When business booms balance sheets burst with data which needs to be deciphered, analysed and collated. One company which is currently riding on the crest of the audit wave envisaged this economic surge and is the ally of choice for several superlative clients.
"We're in a good position right now because Hong Kong's economy is strong and robust," says David McCann, HR partner, China and Hong Kong, PricewaterhouseCoopers (PwC). According to Mr McCann, regional economic strength has led to substantial growth opportunities for PwC and as a result, the demand for auditors is soaring, especially for advisors and tax specialists.
To source the right people, PwC is recruiting within Hong Kong and China, as well as seeking talented Chinese nationals residing overseas. Mr McCann explains that managers now working on this "China sourcing initiative" are located as far a field as London, New York, Los Angeles and Sydney. "They take the initiative and visit companies to liaise with people who are perhaps unaware of the status quo in Hong Kong," he reveals.

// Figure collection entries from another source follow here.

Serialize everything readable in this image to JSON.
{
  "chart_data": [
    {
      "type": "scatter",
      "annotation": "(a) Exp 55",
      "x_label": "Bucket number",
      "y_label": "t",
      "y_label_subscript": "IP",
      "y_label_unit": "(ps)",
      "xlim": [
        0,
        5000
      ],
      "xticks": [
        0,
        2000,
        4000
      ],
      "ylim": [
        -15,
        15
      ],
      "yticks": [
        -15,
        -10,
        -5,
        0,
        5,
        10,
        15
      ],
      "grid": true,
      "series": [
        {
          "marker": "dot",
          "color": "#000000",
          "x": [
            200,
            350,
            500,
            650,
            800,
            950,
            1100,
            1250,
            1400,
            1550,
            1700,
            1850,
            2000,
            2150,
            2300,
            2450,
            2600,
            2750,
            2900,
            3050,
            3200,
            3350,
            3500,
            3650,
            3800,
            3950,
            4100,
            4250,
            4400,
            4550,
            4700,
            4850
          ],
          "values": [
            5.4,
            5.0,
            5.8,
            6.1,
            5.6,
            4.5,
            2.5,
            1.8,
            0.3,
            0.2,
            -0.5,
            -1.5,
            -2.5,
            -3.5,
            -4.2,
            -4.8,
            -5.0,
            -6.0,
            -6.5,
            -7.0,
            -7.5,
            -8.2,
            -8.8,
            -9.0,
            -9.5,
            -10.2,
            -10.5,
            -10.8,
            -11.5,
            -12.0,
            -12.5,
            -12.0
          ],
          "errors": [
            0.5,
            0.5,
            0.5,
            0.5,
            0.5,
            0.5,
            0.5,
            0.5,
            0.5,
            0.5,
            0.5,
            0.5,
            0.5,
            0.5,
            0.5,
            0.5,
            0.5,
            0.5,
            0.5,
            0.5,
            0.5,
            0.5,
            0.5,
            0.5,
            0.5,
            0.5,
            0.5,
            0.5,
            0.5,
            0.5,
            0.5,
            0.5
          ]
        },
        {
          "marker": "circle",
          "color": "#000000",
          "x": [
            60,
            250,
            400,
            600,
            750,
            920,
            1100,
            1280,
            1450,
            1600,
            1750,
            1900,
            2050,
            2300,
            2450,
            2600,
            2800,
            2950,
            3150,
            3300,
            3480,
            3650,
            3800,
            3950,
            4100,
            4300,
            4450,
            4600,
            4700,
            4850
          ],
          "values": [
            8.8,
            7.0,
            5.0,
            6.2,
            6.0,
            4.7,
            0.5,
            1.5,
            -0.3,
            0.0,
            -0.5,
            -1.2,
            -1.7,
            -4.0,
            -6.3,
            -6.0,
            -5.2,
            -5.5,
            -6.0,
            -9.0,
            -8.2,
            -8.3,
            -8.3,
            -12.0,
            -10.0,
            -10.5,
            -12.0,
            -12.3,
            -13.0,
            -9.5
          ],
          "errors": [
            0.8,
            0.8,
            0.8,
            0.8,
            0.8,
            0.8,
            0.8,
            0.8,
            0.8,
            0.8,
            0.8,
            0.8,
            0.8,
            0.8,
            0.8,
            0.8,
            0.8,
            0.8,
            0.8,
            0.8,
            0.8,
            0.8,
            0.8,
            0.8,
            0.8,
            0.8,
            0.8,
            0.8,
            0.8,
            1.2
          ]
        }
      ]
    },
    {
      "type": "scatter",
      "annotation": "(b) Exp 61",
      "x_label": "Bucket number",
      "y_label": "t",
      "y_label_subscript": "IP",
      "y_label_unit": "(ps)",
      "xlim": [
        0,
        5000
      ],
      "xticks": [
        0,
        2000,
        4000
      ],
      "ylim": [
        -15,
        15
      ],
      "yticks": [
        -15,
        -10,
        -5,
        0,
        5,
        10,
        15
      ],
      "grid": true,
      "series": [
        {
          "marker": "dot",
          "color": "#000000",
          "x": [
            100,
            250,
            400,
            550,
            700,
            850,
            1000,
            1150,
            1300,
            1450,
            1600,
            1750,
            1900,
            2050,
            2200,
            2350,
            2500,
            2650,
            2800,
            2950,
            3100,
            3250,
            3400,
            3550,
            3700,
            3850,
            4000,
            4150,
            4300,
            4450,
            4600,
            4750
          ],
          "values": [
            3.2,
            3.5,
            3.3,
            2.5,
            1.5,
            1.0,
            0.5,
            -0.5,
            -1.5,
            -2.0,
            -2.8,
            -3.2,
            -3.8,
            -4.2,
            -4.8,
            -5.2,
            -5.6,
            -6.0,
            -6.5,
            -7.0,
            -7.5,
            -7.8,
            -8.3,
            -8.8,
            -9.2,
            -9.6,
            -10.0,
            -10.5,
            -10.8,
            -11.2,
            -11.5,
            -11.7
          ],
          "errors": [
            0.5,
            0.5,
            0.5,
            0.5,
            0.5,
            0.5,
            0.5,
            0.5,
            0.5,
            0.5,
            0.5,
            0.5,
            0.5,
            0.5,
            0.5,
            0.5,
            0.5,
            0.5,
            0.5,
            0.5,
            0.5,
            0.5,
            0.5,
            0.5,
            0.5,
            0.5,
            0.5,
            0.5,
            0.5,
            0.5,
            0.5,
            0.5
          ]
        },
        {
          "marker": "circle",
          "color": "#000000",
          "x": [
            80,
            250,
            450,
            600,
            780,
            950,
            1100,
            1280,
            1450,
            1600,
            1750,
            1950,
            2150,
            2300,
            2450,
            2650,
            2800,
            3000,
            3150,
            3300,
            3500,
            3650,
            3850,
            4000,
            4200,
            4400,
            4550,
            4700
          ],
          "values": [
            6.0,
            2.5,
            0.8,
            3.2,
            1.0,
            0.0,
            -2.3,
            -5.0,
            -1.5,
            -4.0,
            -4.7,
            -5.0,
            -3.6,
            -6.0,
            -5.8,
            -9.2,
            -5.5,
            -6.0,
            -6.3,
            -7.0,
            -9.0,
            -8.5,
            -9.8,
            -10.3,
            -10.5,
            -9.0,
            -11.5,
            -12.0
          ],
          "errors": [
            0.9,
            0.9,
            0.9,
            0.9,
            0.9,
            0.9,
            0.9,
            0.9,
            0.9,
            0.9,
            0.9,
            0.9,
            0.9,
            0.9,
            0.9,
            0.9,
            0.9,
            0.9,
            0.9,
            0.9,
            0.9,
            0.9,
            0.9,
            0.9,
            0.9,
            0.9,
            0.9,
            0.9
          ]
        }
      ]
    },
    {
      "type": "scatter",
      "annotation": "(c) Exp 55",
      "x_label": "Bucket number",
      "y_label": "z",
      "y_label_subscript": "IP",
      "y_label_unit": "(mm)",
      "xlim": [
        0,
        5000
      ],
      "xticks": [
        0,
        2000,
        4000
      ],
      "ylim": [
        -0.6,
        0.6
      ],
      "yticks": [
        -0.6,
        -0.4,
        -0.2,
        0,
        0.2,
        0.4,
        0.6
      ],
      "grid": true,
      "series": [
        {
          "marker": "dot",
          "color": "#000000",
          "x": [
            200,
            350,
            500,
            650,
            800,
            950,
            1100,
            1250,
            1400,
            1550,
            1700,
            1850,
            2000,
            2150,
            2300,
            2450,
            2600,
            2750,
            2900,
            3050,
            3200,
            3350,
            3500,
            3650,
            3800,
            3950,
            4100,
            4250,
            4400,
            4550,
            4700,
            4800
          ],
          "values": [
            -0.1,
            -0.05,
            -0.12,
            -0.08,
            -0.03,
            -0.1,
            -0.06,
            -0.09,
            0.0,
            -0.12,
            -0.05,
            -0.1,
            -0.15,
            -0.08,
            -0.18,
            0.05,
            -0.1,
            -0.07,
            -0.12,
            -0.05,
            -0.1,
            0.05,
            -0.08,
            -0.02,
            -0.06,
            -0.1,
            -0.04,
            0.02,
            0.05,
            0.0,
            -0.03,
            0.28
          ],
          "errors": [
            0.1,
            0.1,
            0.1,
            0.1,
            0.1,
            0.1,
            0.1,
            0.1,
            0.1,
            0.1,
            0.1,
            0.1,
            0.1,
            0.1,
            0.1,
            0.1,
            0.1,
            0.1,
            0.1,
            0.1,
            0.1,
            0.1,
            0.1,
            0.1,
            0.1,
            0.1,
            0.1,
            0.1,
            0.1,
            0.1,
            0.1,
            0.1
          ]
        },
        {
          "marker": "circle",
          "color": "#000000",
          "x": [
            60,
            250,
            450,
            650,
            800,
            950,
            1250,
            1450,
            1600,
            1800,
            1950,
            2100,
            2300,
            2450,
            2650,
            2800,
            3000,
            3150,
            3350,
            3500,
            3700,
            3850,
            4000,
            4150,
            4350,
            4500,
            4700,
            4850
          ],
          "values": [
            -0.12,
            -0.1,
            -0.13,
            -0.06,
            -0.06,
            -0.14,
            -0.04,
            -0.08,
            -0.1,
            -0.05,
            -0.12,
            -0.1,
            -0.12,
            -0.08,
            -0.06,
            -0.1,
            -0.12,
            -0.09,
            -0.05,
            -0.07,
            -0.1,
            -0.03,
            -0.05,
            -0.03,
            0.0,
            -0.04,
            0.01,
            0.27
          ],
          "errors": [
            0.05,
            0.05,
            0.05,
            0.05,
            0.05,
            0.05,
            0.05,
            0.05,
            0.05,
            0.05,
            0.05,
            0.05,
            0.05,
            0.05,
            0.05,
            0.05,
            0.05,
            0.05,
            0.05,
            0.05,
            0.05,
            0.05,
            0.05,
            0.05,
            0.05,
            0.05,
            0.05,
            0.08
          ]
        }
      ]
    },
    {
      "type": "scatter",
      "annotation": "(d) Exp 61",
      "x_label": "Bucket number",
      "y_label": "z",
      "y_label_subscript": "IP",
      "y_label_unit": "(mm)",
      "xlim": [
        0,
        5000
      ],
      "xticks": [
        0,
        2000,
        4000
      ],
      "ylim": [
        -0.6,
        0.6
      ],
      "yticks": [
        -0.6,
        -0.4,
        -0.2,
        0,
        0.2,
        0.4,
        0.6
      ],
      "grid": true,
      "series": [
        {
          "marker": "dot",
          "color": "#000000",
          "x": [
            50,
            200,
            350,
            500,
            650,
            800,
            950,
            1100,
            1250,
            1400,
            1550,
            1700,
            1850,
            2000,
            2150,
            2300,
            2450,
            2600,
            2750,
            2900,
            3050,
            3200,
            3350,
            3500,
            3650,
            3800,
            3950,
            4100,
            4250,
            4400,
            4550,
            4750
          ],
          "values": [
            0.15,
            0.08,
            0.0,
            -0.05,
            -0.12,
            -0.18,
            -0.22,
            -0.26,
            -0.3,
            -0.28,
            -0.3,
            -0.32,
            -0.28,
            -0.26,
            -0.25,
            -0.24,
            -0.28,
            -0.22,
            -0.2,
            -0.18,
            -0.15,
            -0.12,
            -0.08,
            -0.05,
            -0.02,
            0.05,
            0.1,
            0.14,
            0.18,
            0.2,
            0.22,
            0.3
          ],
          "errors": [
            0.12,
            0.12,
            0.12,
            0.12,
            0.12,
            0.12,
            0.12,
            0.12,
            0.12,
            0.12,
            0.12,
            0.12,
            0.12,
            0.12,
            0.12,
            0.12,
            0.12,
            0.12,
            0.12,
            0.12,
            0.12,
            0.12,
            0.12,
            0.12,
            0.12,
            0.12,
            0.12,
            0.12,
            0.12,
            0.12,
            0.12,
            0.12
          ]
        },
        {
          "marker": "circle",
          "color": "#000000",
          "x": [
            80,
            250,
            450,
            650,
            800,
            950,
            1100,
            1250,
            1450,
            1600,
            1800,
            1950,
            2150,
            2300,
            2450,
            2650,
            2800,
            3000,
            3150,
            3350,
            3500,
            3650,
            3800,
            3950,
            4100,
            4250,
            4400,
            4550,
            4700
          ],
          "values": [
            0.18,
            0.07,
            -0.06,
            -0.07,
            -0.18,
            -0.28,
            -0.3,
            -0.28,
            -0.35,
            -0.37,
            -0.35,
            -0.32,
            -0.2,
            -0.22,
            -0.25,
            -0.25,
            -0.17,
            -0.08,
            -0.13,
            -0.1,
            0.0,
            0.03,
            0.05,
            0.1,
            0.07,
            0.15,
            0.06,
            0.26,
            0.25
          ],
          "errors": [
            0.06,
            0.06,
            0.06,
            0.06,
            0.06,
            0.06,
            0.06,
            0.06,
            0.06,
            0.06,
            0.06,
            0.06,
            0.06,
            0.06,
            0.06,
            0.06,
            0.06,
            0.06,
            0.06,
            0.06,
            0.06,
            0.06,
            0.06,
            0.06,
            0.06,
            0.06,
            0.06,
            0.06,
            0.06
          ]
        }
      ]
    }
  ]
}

When seeking potential candidates, PwC looks beyond the accountancy discipline towards graduates from an array of faculties. According to Mr McCann who majored in philosophy, engineers and scientists make excellent accountants, as do many people who join from other industries, including former police who often specialise in forensic accountancy.
To thoroughly assess candidates, Mr McCann looks for well-developed interpersonal skills. "In Hong Kong, people from the top universities are incredibly bright, so intellectual factors are a given," he notes. "However, we also look for people who have a solid teamwork record, demonstrable creativity, innovative ideas and problem solving capabilities," he notes.
Sound judgement is also a pre-requisite since impractical creativity rarely works. Candidates also need effective communication skills and the ability to build lasting relationships. "The likeability factor is important," stresses Mr McCann.
Regarding the competitive nature of the current employment market in Hong Kong, Mr McCann is optimistic about PwC's track record and future prospects for employees: "We're the number one firm — reputation counts a lot," he says. "The fundamental difference is the superiority of our client base. Having great clients ensures staff profit from tremendous learning opportunities."
Mr McCann also emphasises the world-class PwC training facilities, which include a new training venue close to completion in Kwun Tong. The centre doubles up as an IT hub, facilitating both e-learning and classroom training to maximise staff learning outcomes.
Once initial training is completed, employees are encouraged to venture overseas for two- to three-year secondments, mainly in the US, the UK, Australia and Canada. "Our people return enriched, both professionally and personally," says Mr McCann, adding that their improved confidence levels are immediately visible. This is essential to maintaining the company's unique professional culture. Mr McCann stresses, "We hold personal development in high regard and everyone who joins benefits from a specific personal development plan."
Indeed, regarding personal development, PwC offers employees a flexible career path, and although not mandatory, several people choose to spend time in the firm's China office to add value to their portfolio in a region where all areas of business anticipate considerable growth in the near future.
On top of the training and career opportunities, the firm strives to create a professional yet fun environment. A "We care" committee was established four years ago to organise a range of activities including outings, complementary movie nights and family visits to Disneyland. The annual PwC cup, where teams from the firm's 12 China offices compete in sports events like basketball and football is also a major hit.
Industrially, Mr McCann notes particular growth in consulting areas of the business within the advisory business group. These advisors work in areas including financial due diligence, such as when companies merge or acquire other firms, as well as refinancing, restructuring, and facilitating IPOs.
Though it is easy to assume accountants pore over columns of figures, Mr McCann says they move quickly beyond the numbers which are the tools of the trade. "We're business advisors, rather than number crunchers," he says. “ We discuss business risk, competition and market trends with clients; and assess any bad debt and check the health of balance sheets". he explains.
"The most rewarding part of our profession is seeing both our clients and our people succeed. We work together on strategies for success," says Mr McCann. "Essentially, we're in partnership with both our clients and our people. We have the best people working with the best clients which makes PwC a great place to be."